The fact remains however that once the British program is made public (as it seems likely it will be within a brief time) the mere fact that such radical concessions have been made by the nation which is still predominant in the trade of China will compel us whether we like it or not to offer the same concessions on our part. The British will have forced our hands in view of the impossibility of our maintaining consistently or with any hope of success an attitude ostensibly less liberal than theirs. And, if we are to be compelled to fall in with this policy, it seems to me advisable that we should do so with a good grace and in spirit of loyal cooperation towards making it a success in the interest of all foreign powers, recognizing that though not ideal it offers possibility of uniting the treaty powers in what the statement itself terms “a constructive policy in harmony with the spirit of the Washington Conference but developed and adopted to meet the altered circumstances of the present time.”
7.
These are some, indications that the Japanese will vigorously oppose the British program.
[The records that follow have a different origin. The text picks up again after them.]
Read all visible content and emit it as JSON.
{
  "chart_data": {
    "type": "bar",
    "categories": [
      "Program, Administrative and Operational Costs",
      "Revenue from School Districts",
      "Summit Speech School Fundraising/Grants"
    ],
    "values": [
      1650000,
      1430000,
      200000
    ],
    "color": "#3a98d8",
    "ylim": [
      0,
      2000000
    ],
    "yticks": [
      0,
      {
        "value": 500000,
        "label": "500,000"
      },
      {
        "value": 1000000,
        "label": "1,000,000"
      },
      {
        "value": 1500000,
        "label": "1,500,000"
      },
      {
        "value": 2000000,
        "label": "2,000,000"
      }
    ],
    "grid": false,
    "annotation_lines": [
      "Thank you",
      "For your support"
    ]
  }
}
It would nevertheless seem that if the British force the issue the Japanese cannot any more than ourselves afford to be put in the wrong in the eyes of the Chinese, especially in view of the great sacrifices they have for the past two years been making in the interests of a “friendship policy.” It would seem that they must either join the British or attempt the dangerous expedient of trying to outbid them by the relinquishment, for example, of the rights of extraterritoriality. This latter desperate alternative would quickly prove fatal to foreign rights and interests. It seems to me that we may best contribute to averting this possibility by adopting for our part the British program as the least destructive of the courses now open to us even though it offers us no definite assurance of obtaining a satisfactory adjustment for such claims as we have against China.